16. Anayasa Mahkemesinin İnan Özdemir Taştan kararında (B. No: 2018/34137, 25/5/2022) pasaportu iptal edilen başvurucunun, hangi eylemleri ya da ilişkileri nedeniyle yurt dışına çıkışının engellendiğinin yetersiz inceleme ve gerekçe nedeniyle belirsizliğini koruduğu vurgulanarak gerekçeli karar hakkının ihlal edildiğine karar verilmiştir.

17. Somut olayda başvurucunun pasaportuna zayi kaydı konulmasına ilişkin olarak eşi hakkında yürütülen soruşturma, eşinin firari olması, bu soruşturmada başvurucuya yönelik tespitlerin bulunması ve ele geçirilen dijital materyaller üzerinde incelemenin devam ettiği hususları gerekçe gösterilmiştir. Başvurucu, kendisiyle ilgili tespitlerin esasen yine eşine ilişkin olduğunu, "Garson" kod adlı gizli tanık tarafından ortaya çıkarılan ve örgütün emniyet yapılanmasını deşifre eden listede eşiyle ilgili bilgilerin içinde adının geçtiğini, FETÖ/PDY-KOM2 kaydının bu anlama geldiğini, hakkında herhangi bir soruşturma olmadığını belirtmiştir.

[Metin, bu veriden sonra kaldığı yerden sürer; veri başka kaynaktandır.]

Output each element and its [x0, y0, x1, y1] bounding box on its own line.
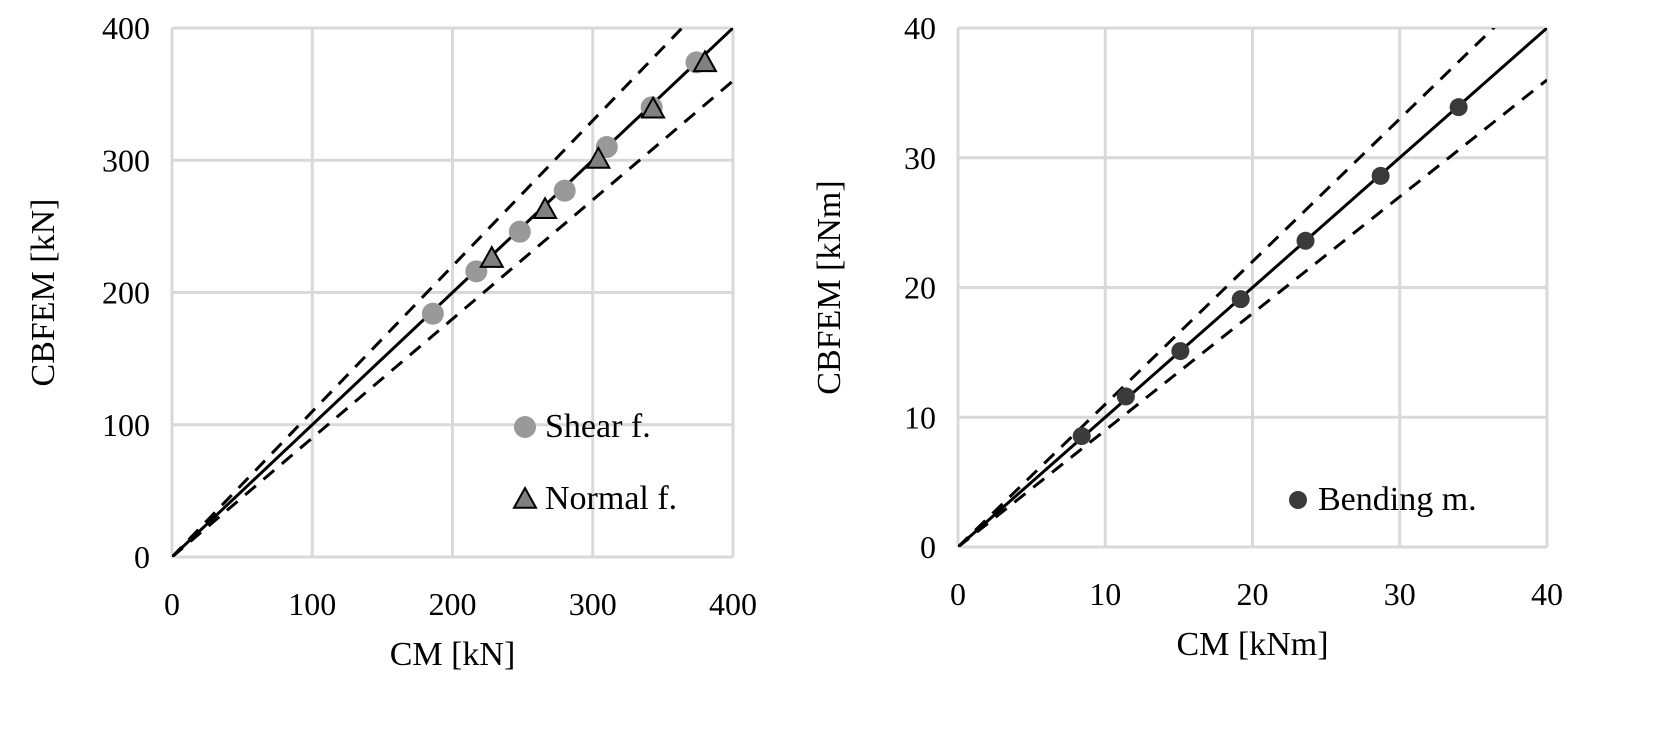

18. Başvurucuyla ilgili tedbirin işlemin tesis edildiği anda ve devam eden yargı sürecinde başvurucunun eşinin devam eden soruşturmasına dayandırılan bir idari işlem olduğu, gerekçeli kararda her ne kadar başvurucuyla ilgili de inceleme yapıldığı belirtilmiş ise de hakkında yürütülen soruşturma ya da kovuşturmadan bahsedilmediği, idari işlemin gerekçelerinin başvurucunun öznel durumuyla ilişkilendirilmek suretiyle ortaya konulmadığı anlaşılmaktadır. Diğer bir deyişle derece mahkemeleri bu tedbirin neden konulduğunu ve devam ettirildiğini, başvurucunun öznel durumu karşısında alınması zorunlu bir tedbir olup olmadığını tartışmamıştır.

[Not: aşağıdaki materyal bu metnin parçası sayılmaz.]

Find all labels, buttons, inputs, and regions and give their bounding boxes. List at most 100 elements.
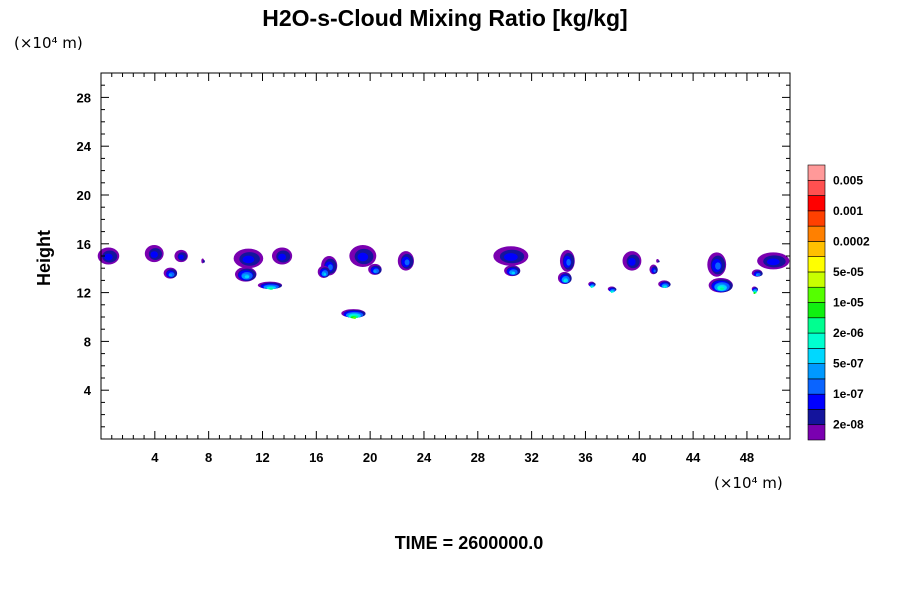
cloud-contour <box>150 251 158 258</box>
cloud-patch <box>97 247 120 265</box>
cloud-contour <box>373 270 377 273</box>
colorbar-label: 2e-06 <box>833 326 864 340</box>
colorbar-segment <box>807 179 826 196</box>
y-axis-label: Height <box>34 230 54 286</box>
cloud-patch <box>757 252 790 270</box>
colorbar-segment <box>807 286 826 303</box>
colorbar-segment <box>807 317 826 334</box>
cloud-patch <box>317 265 331 278</box>
colorbar-label: 1e-07 <box>833 387 864 401</box>
cloud-contour <box>563 279 566 283</box>
cloud-patch <box>174 249 188 263</box>
cloud-contour <box>278 253 287 261</box>
x-tick-label: 4 <box>151 450 159 465</box>
cloud-contour <box>168 273 173 277</box>
colorbar-label: 2e-08 <box>833 418 864 432</box>
cloud-patch <box>144 245 164 263</box>
x-tick-label: 8 <box>205 450 212 465</box>
cloud-contour <box>766 258 780 266</box>
colorbar-segment <box>807 409 826 426</box>
cloud-patch <box>397 251 414 271</box>
colorbar-segment <box>807 378 826 395</box>
cloud-patch <box>751 269 763 277</box>
cloud-patch <box>656 259 660 263</box>
cloud-contour <box>720 287 724 290</box>
y-tick-label: 4 <box>84 383 92 398</box>
cloud-patch <box>368 263 382 275</box>
y-tick-label: 24 <box>77 139 92 154</box>
cloud-contour <box>755 274 759 277</box>
cloud-patch <box>708 277 733 293</box>
cloud-contour <box>244 275 250 279</box>
cloud-contour <box>663 286 666 289</box>
cloud-patch <box>649 264 658 275</box>
cloud-contour <box>657 260 660 263</box>
cloud-patch <box>707 252 727 277</box>
colorbar-label: 1e-05 <box>833 296 864 310</box>
y-tick-label: 16 <box>77 237 91 252</box>
colorbar-label: 5e-07 <box>833 357 864 371</box>
x-tick-label: 12 <box>255 450 269 465</box>
cloud-contour <box>404 259 410 266</box>
cloud-contour <box>503 253 518 261</box>
cloud-contour <box>202 260 205 263</box>
x-tick-label: 48 <box>740 450 754 465</box>
x-tick-label: 28 <box>471 450 485 465</box>
x-tick-label: 36 <box>578 450 592 465</box>
colorbar-segment <box>807 164 826 181</box>
cloud-contour <box>653 269 656 273</box>
colorbar-segment <box>807 210 826 227</box>
cloud-patch <box>559 249 575 272</box>
y-tick-label: 20 <box>77 188 91 203</box>
cloud-contour <box>323 273 327 276</box>
cloud-patch <box>557 271 572 285</box>
cloud-contour <box>566 259 571 266</box>
colorbar-segment <box>807 332 826 349</box>
cloud-patch <box>341 309 366 319</box>
colorbar-segment <box>807 302 826 319</box>
y-tick-label: 28 <box>77 90 91 105</box>
cloud-patch <box>588 281 596 289</box>
cloud-patch <box>622 251 642 271</box>
cloud-contour <box>511 272 516 275</box>
x-tick-label: 40 <box>632 450 646 465</box>
cloud-patch <box>493 246 529 266</box>
x-tick-label: 32 <box>524 450 538 465</box>
cloud-contour <box>353 316 357 319</box>
cloud-contour <box>242 255 255 264</box>
x-tick-label: 20 <box>363 450 377 465</box>
y-tick-label: 8 <box>84 334 91 349</box>
cloud-patch <box>271 247 293 265</box>
cloud-contour <box>590 286 593 289</box>
cloud-contour <box>104 253 113 261</box>
colorbar-label: 0.005 <box>833 173 863 187</box>
colorbar: 0.005 0.001 0.0002 5e-05 1e-05 2e-06 5e-07 1e-0… <box>807 164 870 441</box>
cloud-patch <box>658 280 671 289</box>
y-axis-unit: (×10⁴ m) <box>14 34 83 52</box>
y-tick-label: 12 <box>77 286 91 301</box>
cloud-patch <box>257 281 283 290</box>
x-tick-label: 44 <box>686 450 701 465</box>
x-axis-unit: (×10⁴ m) <box>714 474 783 492</box>
plot-frame <box>100 72 791 440</box>
cloud-contour <box>628 258 636 266</box>
cloud-patch <box>234 266 257 282</box>
colorbar-segment <box>807 363 826 380</box>
cloud-patch <box>751 286 759 294</box>
cloud-patch <box>163 267 178 279</box>
cloud-contour <box>327 264 333 271</box>
cloud-contour <box>178 254 184 260</box>
time-label: TIME = 2600000.0 <box>395 533 544 553</box>
cloud-contour <box>715 262 721 270</box>
colorbar-segment <box>807 256 826 273</box>
cloud-contour <box>610 290 613 293</box>
cloud-contour <box>269 287 274 290</box>
cloud-patch <box>607 286 617 293</box>
cloud-contour <box>357 252 369 262</box>
cloud-patch <box>349 245 377 267</box>
cloud-contour <box>753 291 756 294</box>
cloud-field <box>97 245 790 319</box>
colorbar-segment <box>807 241 826 257</box>
colorbar-segment <box>807 225 826 242</box>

19. Netice itibarıyla başvurucu hakkındapasaportuna yönelik işlemin tesisiyle ilgili olarak terör örgütü ile ilişkisini ortaya koyan, millî güvenliğe tehdit oluşturan faaliyetlerde bulunduğunu gösteren bir mahkeme kararının mevcut olmadığı; bu konuda derece mahkemelerinin de ayrıca araştırma yaparak değerlendirmede bulunmadığı, dolayısıyla başvurucunun hangi eylemleri nedeniyle yurt dışına çıkışının engellendiğinin yetersiz inceleme ve gerekçe nedeniyle belirsizliğini koruduğu görülmüştür.

20. Açıklanan gerekçelerle Anayasa’nın 36. maddesinde güvence altına alınan adil yargılanma hakkı kapsamındaki gerekçeli karar hakkının ihlal edildiğine karar verilmesi gerekir.

21. Başvurucunun, pasaportuna yönelik işlem nedeniyle suç ve cezaların şahsiliği ilkesinin, masumiyet karinesi ile yerleşme ve seyahat özgürlüğünün ihlal edildiğini de ileri sürdüğü görülmekte ise de gerekçeli karar hakkının ihlal edildiğine karar verildiğinden diğer ihlal iddialarına ilişkin olarak ayrıca bir inceleme yapılmasına yer olmadığına karar verilmesi gerekir.

III. GİDERİM

22. Başvurucu, ihlalin tespiti ile yeniden yargılama ve tazminat talebinde bulunmuştur.

23. Başvuruda tespit edilen hak ihlalinin sonuçlarının ortadan kaldırılması için yeniden yargılama yapılmasında hukuki yarar bulunmaktadır. Bu kapsamda kararın gönderildiği yargı mercilerince yapılması gereken iş, yeniden yargılama işlemlerini başlatmak ve Anayasa Mahkemesini ihlal sonucuna ulaştıran nedenleri gideren, ihlal kararında belirtilen ilkelere uygun yeni bir karar vermektir (30/3/2011 tarihli ve 6216 sayılı Anayasa Mahkemesinin Kuruluşu ve Yargılama Usulleri Hakkında Kanun'un 50. maddesinin (2) numaralı fıkrasında düzenlenen bireysel başvuruya özgü yeniden yargılama kurumunun özelliklerine ilişkin kapsamlı açıklamalar için bkz. Mehmet Doğan [GK], B. No: 2014/8875, 7/6/2018, §§ 54-60; Aligül Alkaya ve diğerleri (2), B. No: 2016/12506, 7/11/2019, §§ 53-60, 66; Kadri Enis Berberoğlu (3) [GK], B. No: 2020/32949, 21/1/2021, §§ 93-100).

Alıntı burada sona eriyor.